Speech enhancement is a core problem in audio signal processing with commercial applications in devices as diverse as mobile phones, conference call systems, smart assistants, and hearing aids. An essential component in the design of speech enhancement algorithms is acoustic source localization. Speaker localization is also directly applicable to many other audio related tasks, e.g., automated camera steering, teleconferencing systems, and robot audition.
From a signal processing perspective, speaker localization is the task of mapping multichannel speech signals to 3-D source coordinates. To obtain viable solutions for this mapping, an accurate description of the source wave propagation captured by the respective acoustic channel is required. In fact, the acoustic channels can be considered as the spatialfingerprints characterizing the positions of each of the sources in a reverberant enclosure. These fingerprints represent complex reflection patterns stemming from the surfaces and objects characterizing the enclosure. Hence, they are usually modelled by a very large number of coefficients, resulting in an intricate high-dimensional representation.
We claim that in static acoustic environments, despite the high dimensional representation, the difference between acoustic channels can be attributed mainly to changes in the source position. Thus, the true intrinsic dimensionality of the variations of the acoustic channels are significantly smaller than the number of variables commonly used to represent them; that is, the acoustic channels pertain to a low-dimensional manifold that can be inferred from data using nonlinear dimensionality reduction techniques. A comprehensive experimental study carried out in a real-life acoustic environment demonstrates the validity of the proposed manifold-based paradigm.
Motivated by this result, several high-performance localization and tracking methods were developed by harnessing novel mathematical tools for learning over manifolds, including diffusion maps, semi-supervised learning, optimization in reproducing kernel Hilbert spaces and Gaussian process inference. We present two localization algorithms that were designed for a single microphone array of two microphones. These algorithms were extended to several distributed arrays by merging the information of the different manifolds associated with each array. Tracking a moving source was also addressed by a data-driven propagation model relating movements on the abstract manifold to the actual source displacements. This data-driven propagation model was combined with a classical localization approach, in a hybrid algorithm that ties together the two worlds of classical and data-driven localization, while gaining the benefits of both. We show that the proposed algorithms outperform state-of-the-art localization methods, and obtain high accuracy in challenging noisy and reverberant environments.
Acoustic source localization is an essential component in many modern day audio applications. For example, smart speakers require localization capabilities in order to determine the speakers in the scene and their role. Based on the location information, they can enhance a speaker or carry out location specific tasks, such as switching the lights on and off, steering a camera, etc. Localization has often been based on creating physical models which become extremely intricate in real-world applications. Recently, researchers have started using learning techniques to address localization problems.

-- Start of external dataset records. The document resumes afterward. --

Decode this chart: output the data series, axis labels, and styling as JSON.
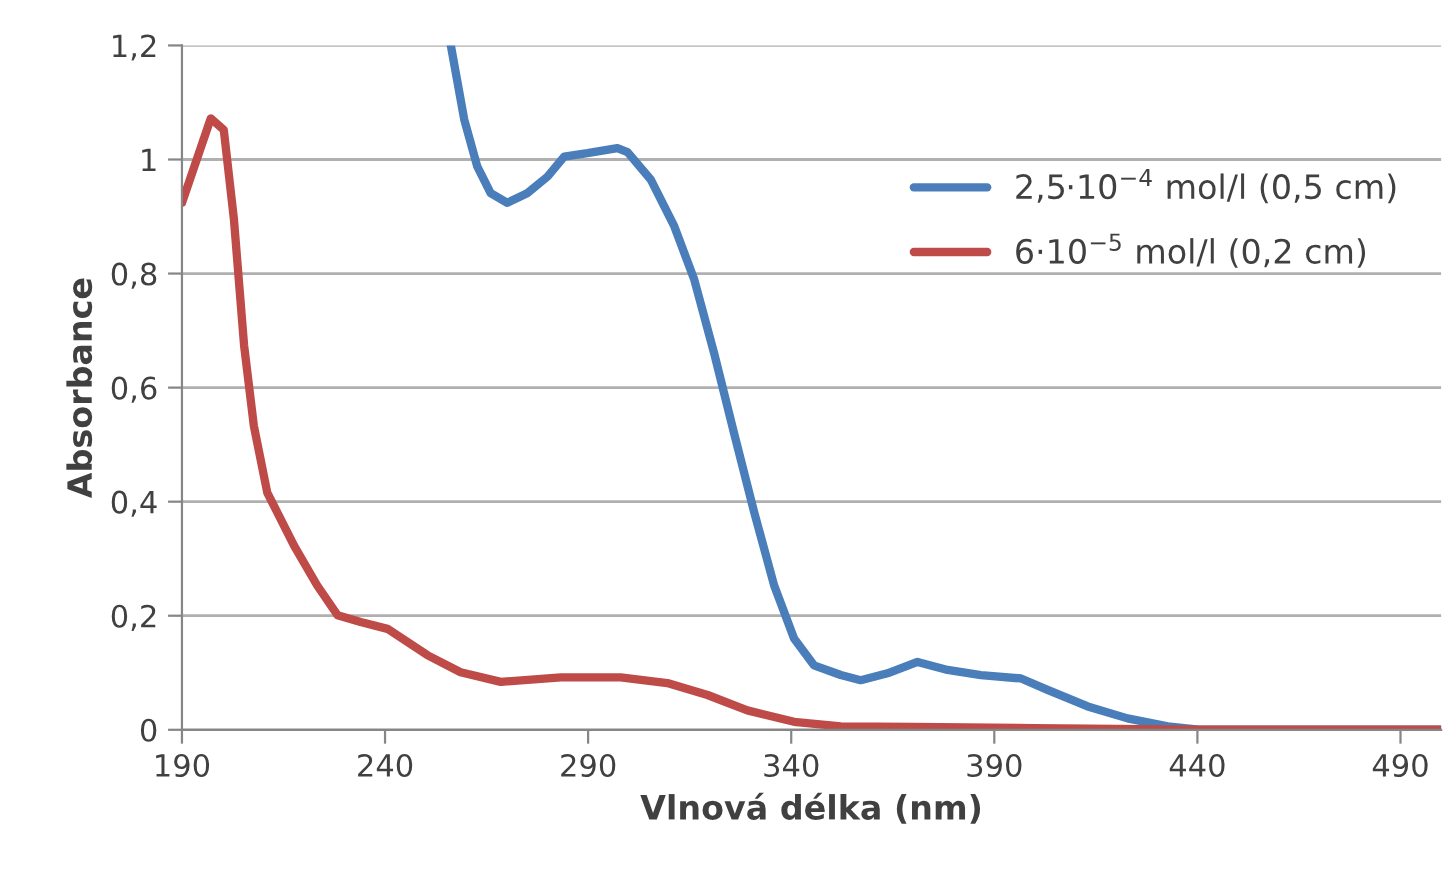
{
  "chart_data": {
    "type": "line",
    "xlabel": "Vlnová délka (nm)",
    "ylabel": "Absorbance",
    "xlim": [
      190,
      500
    ],
    "xticks": [
      190,
      240,
      290,
      340,
      390,
      440,
      490
    ],
    "ylim": [
      0,
      1.2
    ],
    "yticks": [
      0,
      {
        "value": 0.2,
        "label": "0,2"
      },
      {
        "value": 0.4,
        "label": "0,4"
      },
      {
        "value": 0.6,
        "label": "0,6"
      },
      {
        "value": 0.8,
        "label": "0,8"
      },
      1,
      {
        "value": 1.2,
        "label": "1,2"
      }
    ],
    "grid": "y",
    "legend": "right",
    "marker": "none",
    "line_style": "solid",
    "series": [
      {
        "name": "2,5·10$^{−4}$ mol/l (0,5 cm)",
        "color": "#4a7ebb",
        "x": [
          256.2,
          259.5,
          262.7,
          266,
          270.1,
          275,
          280,
          284.1,
          289.8,
          297.2,
          299.7,
          305.4,
          311.2,
          316.1,
          321,
          325.9,
          330.9,
          335.8,
          340.7,
          345.6,
          352.2,
          357.1,
          363.7,
          371.1,
          378.5,
          386.7,
          396.6,
          403.1,
          413,
          422.8,
          432.7,
          440.9,
          500
        ],
        "values": [
          1.2,
          1.07,
          0.988,
          0.941,
          0.924,
          0.941,
          0.97,
          1.005,
          1.011,
          1.02,
          1.013,
          0.965,
          0.883,
          0.79,
          0.661,
          0.521,
          0.381,
          0.253,
          0.16,
          0.113,
          0.096,
          0.087,
          0.099,
          0.119,
          0.105,
          0.096,
          0.09,
          0.07,
          0.041,
          0.02,
          0.006,
          0,
          0
        ]
      },
      {
        "name": "6·10$^{−5}$ mol/l (0,2 cm)",
        "color": "#be4b48",
        "x": [
          190,
          197.1,
          200.3,
          202.8,
          205.3,
          207.7,
          211,
          217.6,
          223.3,
          228.3,
          234,
          240.6,
          250.4,
          258.6,
          268.5,
          283.3,
          298,
          309.5,
          319.4,
          329.2,
          340.7,
          352.2,
          370,
          400,
          440,
          500
        ],
        "values": [
          0.924,
          1.072,
          1.052,
          0.895,
          0.674,
          0.533,
          0.416,
          0.323,
          0.253,
          0.201,
          0.189,
          0.177,
          0.131,
          0.101,
          0.084,
          0.092,
          0.092,
          0.082,
          0.061,
          0.034,
          0.014,
          0.006,
          0.005,
          0.003,
          0,
          0
        ]
      }
    ]
  }
}
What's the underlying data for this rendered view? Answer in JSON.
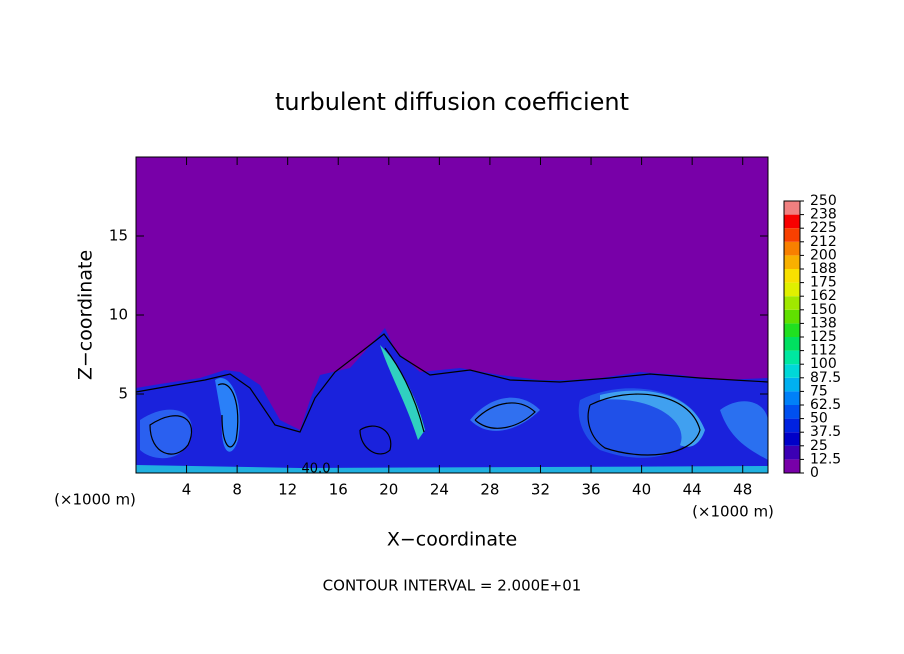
{
  "chart_data": {
    "type": "contour",
    "title": "turbulent diffusion coefficient",
    "xlabel": "X−coordinate",
    "ylabel": "Z−coordinate",
    "x_unit": "(×1000 m)",
    "y_unit": "(×1000 m)",
    "xlim": [
      0,
      50
    ],
    "xticks": [
      4,
      8,
      12,
      16,
      20,
      24,
      28,
      32,
      36,
      40,
      44,
      48
    ],
    "ylim": [
      0,
      20
    ],
    "yticks": [
      5,
      10,
      15
    ],
    "contour_label": "40.0",
    "note": "CONTOUR INTERVAL = 2.000E+01",
    "colorbar": {
      "levels": [
        0,
        12.5,
        25,
        37.5,
        50,
        62.5,
        75,
        87.5,
        100,
        {
          "value": 112.5,
          "label": "112"
        },
        125,
        {
          "value": 137.5,
          "label": "138"
        },
        150,
        {
          "value": 162.5,
          "label": "162"
        },
        175,
        {
          "value": 187.5,
          "label": "188"
        },
        200,
        {
          "value": 212.5,
          "label": "212"
        },
        225,
        {
          "value": 237.5,
          "label": "238"
        },
        250
      ],
      "colors": [
        "#7800a8",
        "#3c00b4",
        "#0000c8",
        "#0022e0",
        "#0050f0",
        "#0080f8",
        "#00b0f0",
        "#00d8d8",
        "#00e8a0",
        "#00e060",
        "#20e020",
        "#60e000",
        "#a0e800",
        "#e0f000",
        "#f8e000",
        "#f8b000",
        "#f88000",
        "#f84000",
        "#f80000",
        "#f08080"
      ]
    }
  }
}
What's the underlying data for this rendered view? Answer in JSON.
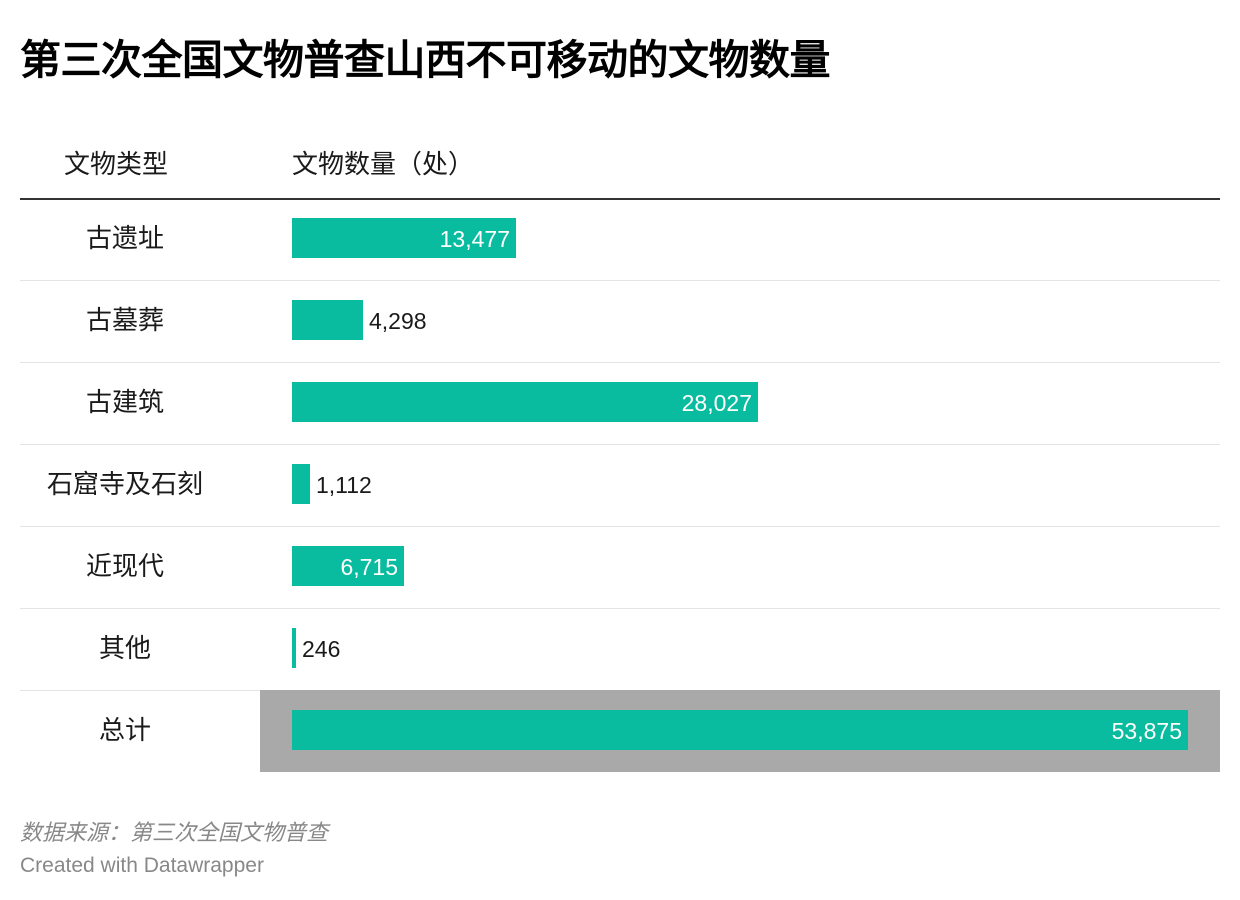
{
  "title": "第三次全国文物普查山西不可移动的文物数量",
  "headers": {
    "type": "文物类型",
    "count": "文物数量（处）"
  },
  "colors": {
    "bar": "#09bc9f",
    "highlight_row": "#a9a9a9"
  },
  "chart_data": {
    "type": "bar",
    "orientation": "horizontal",
    "title": "第三次全国文物普查山西不可移动的文物数量",
    "xlabel": "文物数量（处）",
    "ylabel": "文物类型",
    "categories": [
      "古遗址",
      "古墓葬",
      "古建筑",
      "石窟寺及石刻",
      "近现代",
      "其他",
      "总计"
    ],
    "values": [
      13477,
      4298,
      28027,
      1112,
      6715,
      246,
      53875
    ],
    "labels": [
      "13,477",
      "4,298",
      "28,027",
      "1,112",
      "6,715",
      "246",
      "53,875"
    ],
    "xlim": [
      0,
      53875
    ],
    "highlighted_category": "总计"
  },
  "footer": {
    "source": "数据来源：第三次全国文物普查",
    "credit": "Created with Datawrapper"
  }
}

This monograph introduces the reader to the research and practical aspects behind the approach of learning the characteristics of the acoustic environment directly from the data rather than using a predefined physical model. Written by the experts in the field who have developed many of these techniques, it provides a comprehensive overview and insights into this burgeoning area of acoustic developments. The reader is introduced to the underlying mathematics before being introduced to the localization problem in depth. The core paradigm of using manifolds for diffusion mapping and distance is then described. Building on these concepts, the authors address both single and multiple manifold localization. Finally, manifold-based tracking is covered.
Data-Driven Multi-Microphone Speaker Localization on Manifolds is an illuminating introduction to designing and building acoustic systems where localization of multi-microphone and speakers forms an essential part of the system.